DocuSign’s Personal plan allows around five envelopes per month at roughly $15/month. That’s limiting for active freelancers and pushes you to the Standard plan at around $45/month per user for more volume and basic team features. At that price, the math gets hard for a solo operator who sends a handful of contracts each month.

The other issue is scope mismatch. DocuSign is infrastructure software designed for legal teams, procurement departments, and HR workflows. The feature complexity that makes it valuable for enterprise use — audit log depth, compliance certifications, integration with Salesforce and SAP — is noise for a freelancer who needs to send a client contract and invoice.

HelloSign (Dropbox Sign)

HelloSign is the most commonly recommended DocuSign alternative for small businesses and freelancers. The free tier includes three signature requests per month, which covers low-volume users. The Essentials plan starts around $20/month per user for unlimited signature requests.

The interface is cleaner than DocuSign, the Dropbox and Google Drive integrations are well-implemented, and the signing experience is straightforward for clients who aren’t used to e-signature tools. HelloSign is the pragmatic choice when you need reliable signing without the DocuSign price.

Limitation: HelloSign is a pure signing tool. It doesn’t help you build proposals, doesn’t track client engagement, and doesn’t connect to invoicing. It’s the last step in a workflow, not the whole workflow.

SignNow

SignNow competes on price. The Business plan starts around $20/month per user annually with unlimited signature requests — comparable to HelloSign. The Business Cloud plan adds more team features.

SignNow has a broader template library than HelloSign and slightly more configuration options. The trade-off is an interface that feels less polished. For cost-sensitive freelancers who need more than three requests per month without paying DocuSign prices, SignNow is worth considering.

Adobe Acrobat Sign

Adobe Acrobat Sign is the most relevant alternative for freelancers already in the Creative Cloud ecosystem.
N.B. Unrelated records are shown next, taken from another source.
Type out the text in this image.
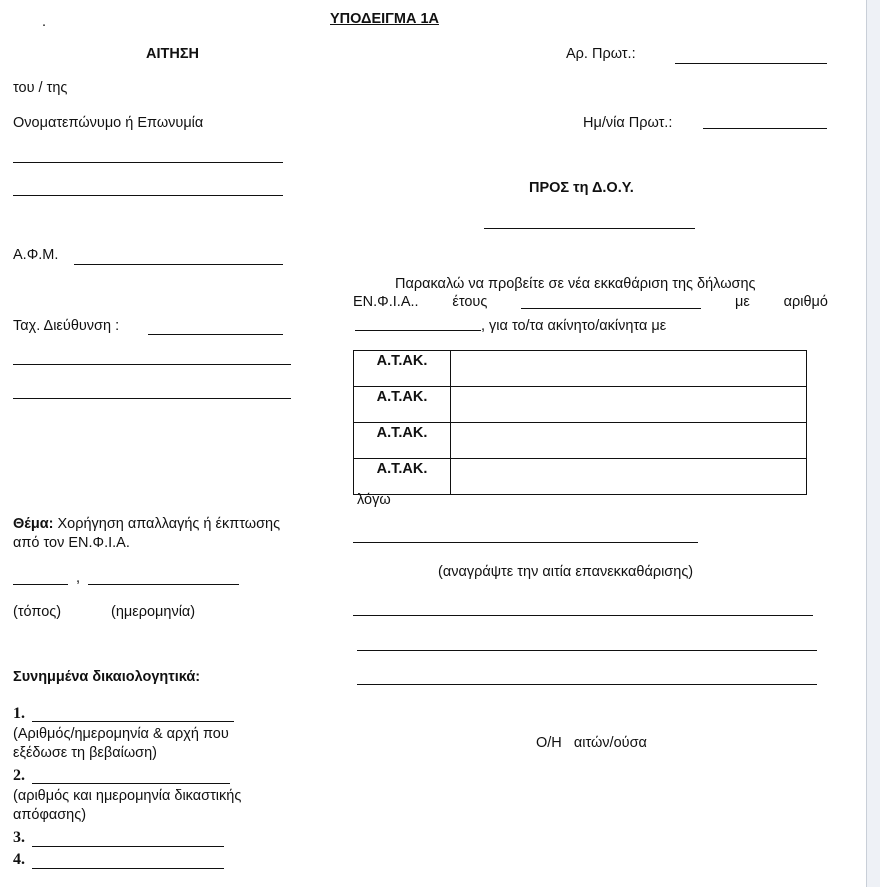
.	ΥΠΟΔΕΙΓΜΑ 1Α
ΑΙΤΗΣΗ
του / της
Ονοματεπώνυμο ή Επωνυμία
Α.Φ.Μ.
Ταχ. Διεύθυνση :
Θέμα: Χορήγηση απαλλαγής ή έκπτωσης
από τον ΕΝ.Φ.Ι.Α.
,
(τόπος)	(ημερομηνία)
Συνημμένα δικαιολογητικά:
1.
(Αριθμός/ημερομηνία & αρχή που
εξέδωσε τη βεβαίωση)
2.
(αριθμός και ημερομηνία δικαστικής
απόφασης)
3.
4.
Αρ. Πρωτ.:
Ημ/νία Πρωτ.:
ΠΡΟΣ τη Δ.Ο.Υ.
Παρακαλώ να προβείτε σε νέα εκκαθάριση της δήλωσης
ΕΝ.Φ.Ι.Α.. έτους	με αριθμό
, για το/τα ακίνητο/ακίνητα με
Α.Τ.ΑΚ.	
Α.Τ.ΑΚ.	
Α.Τ.ΑΚ.	
Α.Τ.ΑΚ.	
λόγω
(αναγράψτε την αιτία επανεκκαθάρισης)
Ο/Η   αιτών/ούσα
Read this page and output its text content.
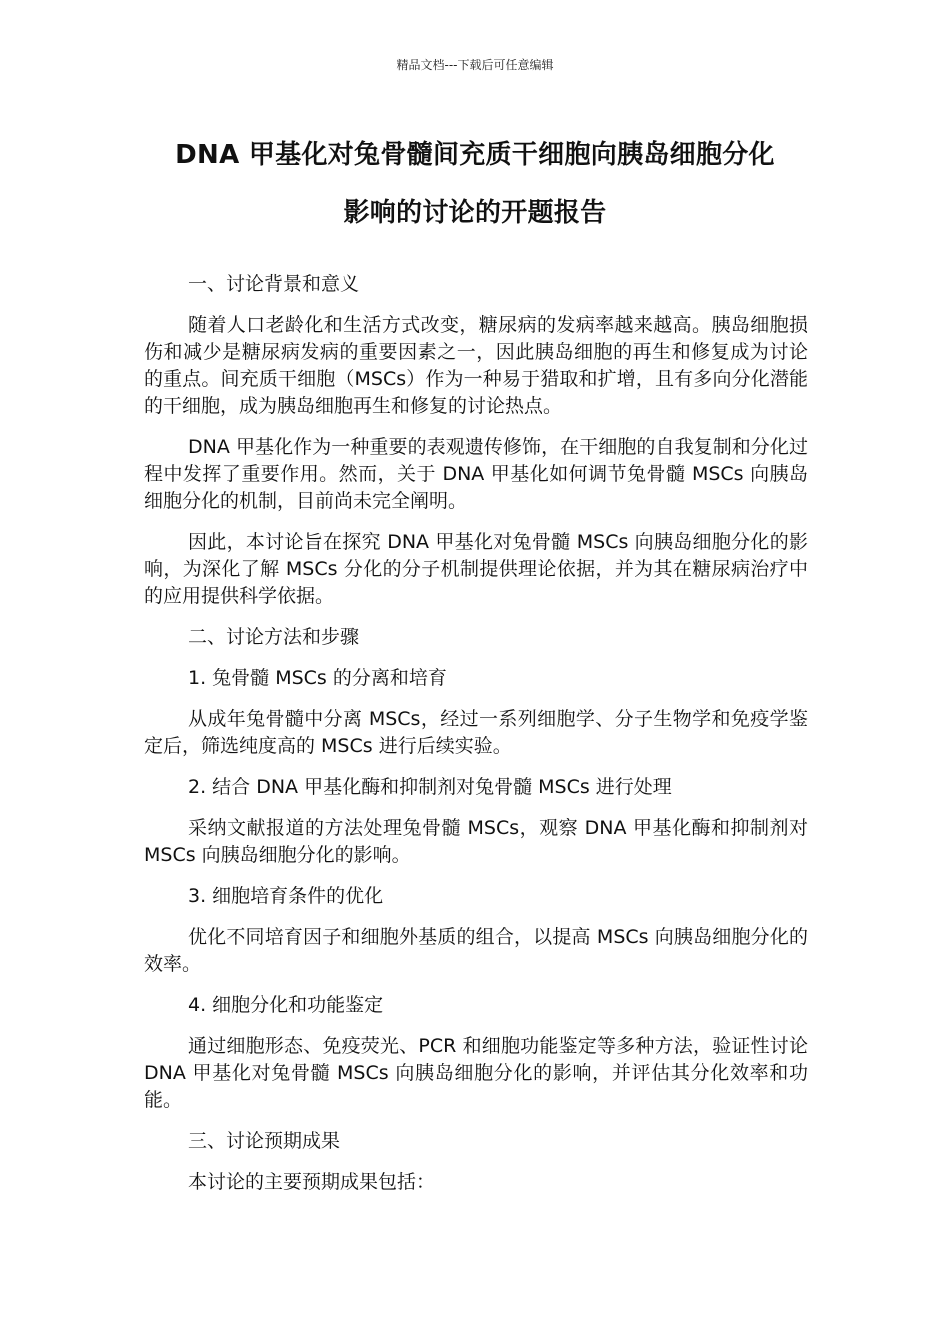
精品文档---下载后可任意编辑
DNA 甲基化对兔骨髓间充质干细胞向胰岛细胞分化
影响的讨论的开题报告

一、讨论背景和意义

随着人口老龄化和生活方式改变，糖尿病的发病率越来越高。胰岛细胞损伤和减少是糖尿病发病的重要因素之一，因此胰岛细胞的再生和修复成为讨论的重点。间充质干细胞（MSCs）作为一种易于猎取和扩增，且有多向分化潜能的干细胞，成为胰岛细胞再生和修复的讨论热点。

DNA 甲基化作为一种重要的表观遗传修饰，在干细胞的自我复制和分化过程中发挥了重要作用。然而，关于 DNA 甲基化如何调节兔骨髓 MSCs 向胰岛细胞分化的机制，目前尚未完全阐明。

因此，本讨论旨在探究 DNA 甲基化对兔骨髓 MSCs 向胰岛细胞分化的影响，为深化了解 MSCs 分化的分子机制提供理论依据，并为其在糖尿病治疗中的应用提供科学依据。

二、讨论方法和步骤

1. 兔骨髓 MSCs 的分离和培育

从成年兔骨髓中分离 MSCs，经过一系列细胞学、分子生物学和免疫学鉴定后，筛选纯度高的 MSCs 进行后续实验。

2. 结合 DNA 甲基化酶和抑制剂对兔骨髓 MSCs 进行处理

采纳文献报道的方法处理兔骨髓 MSCs，观察 DNA 甲基化酶和抑制剂对 MSCs 向胰岛细胞分化的影响。

3. 细胞培育条件的优化

优化不同培育因子和细胞外基质的组合，以提高 MSCs 向胰岛细胞分化的效率。

4. 细胞分化和功能鉴定

通过细胞形态、免疫荧光、PCR 和细胞功能鉴定等多种方法，验证性讨论 DNA 甲基化对兔骨髓 MSCs 向胰岛细胞分化的影响，并评估其分化效率和功能。

三、讨论预期成果

本讨论的主要预期成果包括：
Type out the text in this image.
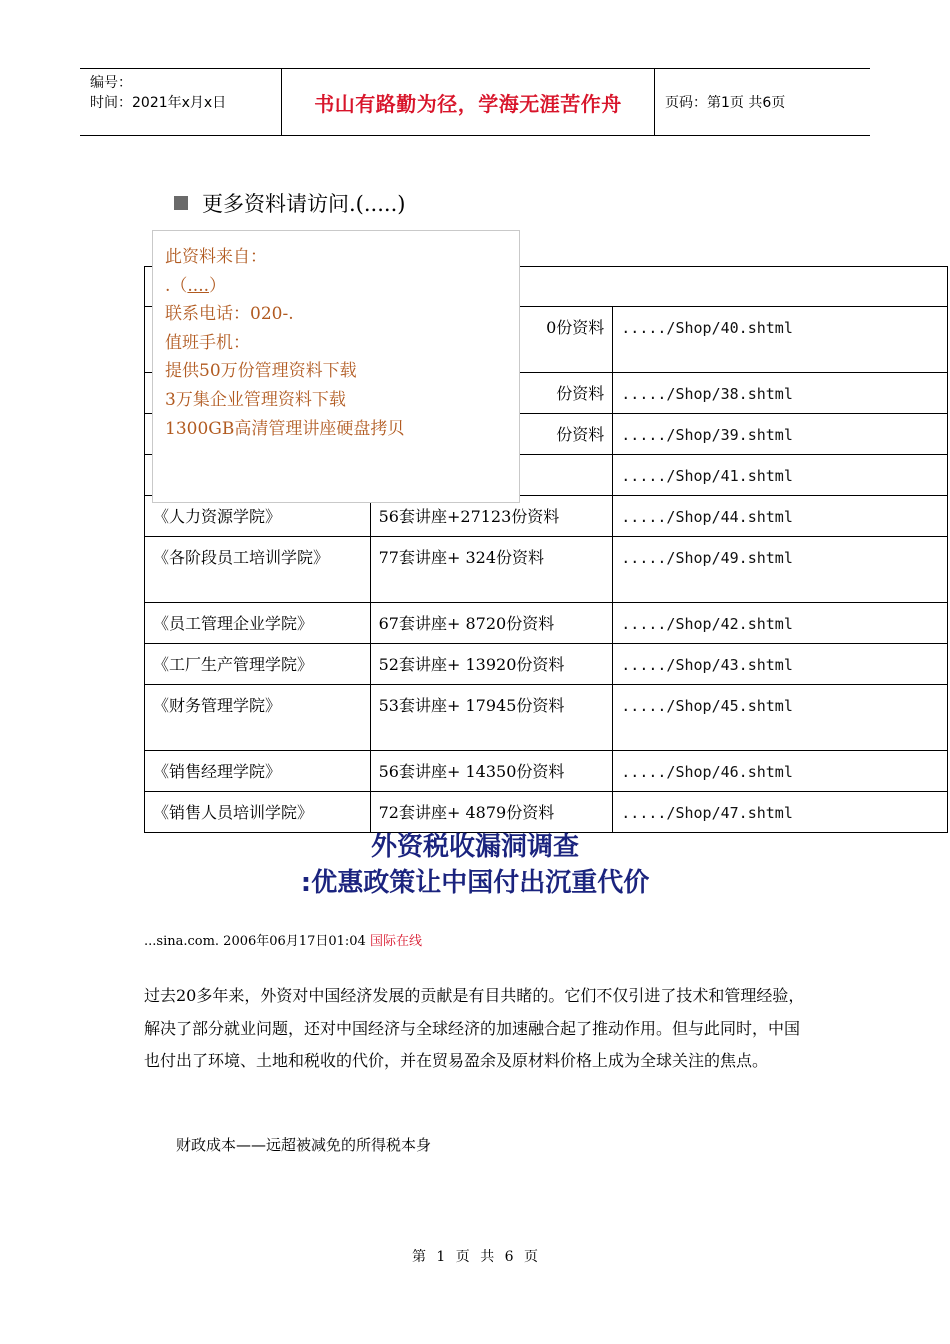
编号：
时间：2021年x月x日	书山有路勤为径，学海无涯苦作舟	页码：第1页 共6页
更多资料请访问.(.....)

	0份资料	...../Shop/40.shtml
	份资料	...../Shop/38.shtml
	份资料	...../Shop/39.shtml
		...../Shop/41.shtml
《人力资源学院》	56套讲座+27123份资料	...../Shop/44.shtml
《各阶段员工培训学院》	77套讲座+ 324份资料	...../Shop/49.shtml
《员工管理企业学院》	67套讲座+ 8720份资料	...../Shop/42.shtml
《工厂生产管理学院》	52套讲座+ 13920份资料	...../Shop/43.shtml
《财务管理学院》	53套讲座+ 17945份资料	...../Shop/45.shtml
《销售经理学院》	56套讲座+ 14350份资料	...../Shop/46.shtml
《销售人员培训学院》	72套讲座+ 4879份资料	...../Shop/47.shtml
此资料来自：
.（....）
联系电话：020-.
值班手机：
提供50万份管理资料下载
3万集企业管理资料下载
1300GB高清管理讲座硬盘拷贝
外资税收漏洞调查
:优惠政策让中国付出沉重代价
...sina.com. 2006年06月17日01:04 国际在线
过去20多年来，外资对中国经济发展的贡献是有目共睹的。它们不仅引进了技术和管理经验，解决了部分就业问题，还对中国经济与全球经济的加速融合起了推动作用。但与此同时，中国也付出了环境、土地和税收的代价，并在贸易盈余及原材料价格上成为全球关注的焦点。
财政成本——远超被减免的所得税本身
第 1 页 共 6 页
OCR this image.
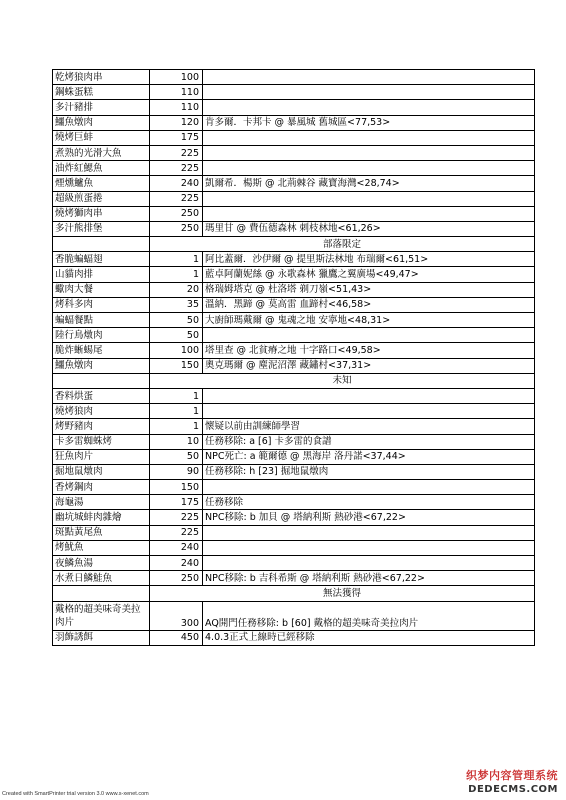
乾烤狼肉串	100	
鋼蛛蛋糕	110	
多汁豬排	110	
鱷魚燉肉	120	肯多爾．卡邦卡 @ 暴風城 舊城區<77,53>
燒烤巨蚌	175	
煮熟的光滑大魚	225	
油炸紅鰓魚	225	
煙燻鱸魚	240	凱爾希．楊斯 @ 北荊棘谷 藏寶海灣<28,74>
超級煎蛋捲	225	
燒烤獅肉串	250	
多汁熊排堡	250	瑪里甘 @ 費伍德森林 刺枝林地<61,26>
	部落限定	
香脆蝙蝠翅	1	阿比蓋爾．沙伊爾 @ 提里斯法林地 布瑞爾<61,51>
山貓肉排	1	藍卓阿蘭妮絲 @ 永歌森林 獵鷹之翼廣場<49,47>
蠍肉大餐	20	格瑞姆塔克 @ 杜洛塔 剃刀嶺<51,43>
烤科多肉	35	溫納．黑蹄 @ 莫高雷 血蹄村<46,58>
蝙蝠餐點	50	大廚師瑪戴爾 @ 鬼魂之地 安寧地<48,31>
陸行鳥燉肉	50	
脆炸蜥蜴尾	100	塔里查 @ 北貧瘠之地 十字路口<49,58>
鱷魚燉肉	150	奧克瑪爾 @ 塵泥沼澤 藏鏽村<37,31>
	未知	
香料烘蛋	1	
燒烤狼肉	1	
烤野豬肉	1	懷疑以前由訓練師學習
卡多雷蜘蛛烤	10	任務移除: a [6] 卡多雷的食譜
狂魚肉片	50	NPC死亡: a 範爾德 @ 黑海岸 洛丹諾<37,44>
掘地鼠燉肉	90	任務移除: h [23] 掘地鼠燉肉
香烤鋼肉	150	
海龜湯	175	任務移除
幽坑城蚌肉雜燴	225	NPC移除: b 加貝 @ 塔納利斯 熱砂港<67,22>
斑點黃尾魚	225	
烤魷魚	240	
夜鱗魚湯	240	
水煮日鱗鮭魚	250	NPC移除: b 吉科希斯 @ 塔納利斯 熱砂港<67,22>
	無法獲得	
戴格的超美味奇美拉肉片	300	AQ開門任務移除: b [60] 戴格的超美味奇美拉肉片
羽飾誘餌	450	4.0.3正式上線時已經移除
Created with SmartPrinter trial version 3.0 www.s-xenet.com
织梦内容管理系统
DEDECMS.COM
If you’re paying for Acrobat Pro, the signing functionality is included. The trade-off for everyone else is that Adobe Acrobat Sign is expensive as a standalone tool.

The audit trail and compliance certifications are comparable to DocuSign, which makes Adobe a reasonable enterprise-adjacent choice if client security requirements demand it.

Legal enforceability is the baseline requirement for any e-signature tool. Beyond that, the right tool is the one that minimizes friction — both for you creating and sending the document, and for your client receiving and signing it.

OpenSign

OpenSign is an open-source e-signature platform with a free cloud tier. For freelancers who send signing documents frequently and want no monthly fee, OpenSign is worth evaluating. The signing interface is clean and functional.

The trade-offs are a smaller integration library, less mature enterprise features, and the typical open-source trade-off of fewer support resources. For technically comfortable freelancers who want a free alternative, OpenSign is the strongest option in that category.

Waco3: integrated signing

Waco3 handles signing as part of the proposal workflow rather than as a separate tool. A proposal sent through Waco3 tracks when the client opens it, shows which sections they read and for how long, and allows the client to sign directly on the proposal document. No second tool, no document handoff, no copy-paste of scope and pricing from a proposal into a signing tool.

This integrated approach makes the most sense when your signing usually happens at the end of a proposal review — which is exactly how most freelance projects begin. You’re not signing NDAs or employment contracts through this workflow; you’re closing project work. For that use case, having the tracking and signing in the same tool provides more context than a dedicated signing tool.

Choosing an alternative

For pure signing at low volume: HelloSign free tier. For pure signing at higher volume: HelloSign paid or SignNow. For free unlimited signing: OpenSign. For Creative Cloud users: Adobe. For integrated proposal-to-signature workflow: Waco3.